Wide-spread cheating on tests among the Navy’s nuclear officers was the latest in a long line of ethics scandals that have included a military sex abuse prevention officer running his own on-base prostitution ring, and an Air Force General sacked in December for “drunken antics” in Moscow.
The Pentagon is finally coming to terms with the fact that it’s got a mounting problem of unethical behavior, but beyond massive reports forwarded to the top brass and subsequently ignored, they seem completely lost on what to do about it.
“I don’t think there is one simple answer,” insisted Defense Secretary Chuck Hagel, who went on to say that the Pentagon was willing to “hold people accountable if necessary” but only once it had a handle on the entire situation.
There doesn’t seem to be much chance of that happening, as Hagel is planning to appoint a single “ethical adviser” for the entire Pentagon and is waiting for a committee he appointed to give him some sort of “action plan.”
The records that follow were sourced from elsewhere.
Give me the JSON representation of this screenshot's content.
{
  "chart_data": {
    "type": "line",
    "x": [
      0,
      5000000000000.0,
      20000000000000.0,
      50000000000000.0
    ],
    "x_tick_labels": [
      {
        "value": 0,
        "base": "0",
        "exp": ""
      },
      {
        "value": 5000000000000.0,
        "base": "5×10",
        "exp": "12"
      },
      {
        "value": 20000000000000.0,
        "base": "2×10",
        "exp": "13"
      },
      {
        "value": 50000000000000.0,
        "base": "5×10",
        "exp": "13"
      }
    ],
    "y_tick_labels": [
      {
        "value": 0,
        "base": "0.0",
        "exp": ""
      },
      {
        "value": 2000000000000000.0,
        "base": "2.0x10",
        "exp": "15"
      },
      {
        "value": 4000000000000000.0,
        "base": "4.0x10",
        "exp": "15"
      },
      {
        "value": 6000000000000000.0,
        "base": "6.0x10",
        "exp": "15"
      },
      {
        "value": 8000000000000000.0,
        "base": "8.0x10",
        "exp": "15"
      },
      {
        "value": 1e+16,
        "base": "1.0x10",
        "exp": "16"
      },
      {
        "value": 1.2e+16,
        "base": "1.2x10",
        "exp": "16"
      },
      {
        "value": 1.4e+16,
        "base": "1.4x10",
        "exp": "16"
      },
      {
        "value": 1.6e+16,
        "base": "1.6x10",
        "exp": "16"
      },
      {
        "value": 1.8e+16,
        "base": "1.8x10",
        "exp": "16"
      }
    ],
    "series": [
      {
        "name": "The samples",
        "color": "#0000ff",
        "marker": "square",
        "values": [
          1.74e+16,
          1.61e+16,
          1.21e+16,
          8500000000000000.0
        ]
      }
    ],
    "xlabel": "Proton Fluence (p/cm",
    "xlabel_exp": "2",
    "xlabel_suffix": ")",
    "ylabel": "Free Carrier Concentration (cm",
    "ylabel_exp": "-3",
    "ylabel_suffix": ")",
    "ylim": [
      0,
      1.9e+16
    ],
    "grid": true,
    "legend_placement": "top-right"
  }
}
The chances aren’t promising of either of those yielding much, as a 2008 blue-ribbon panel investigation made recommendations, but they were all classified and if they were even attempted, they clearly didn’t help. The Navy tried their own investigation in 2011 after another test cheating scandal, but let the matter drop almost immediately, sacking the captain but again not solving the underlying problem.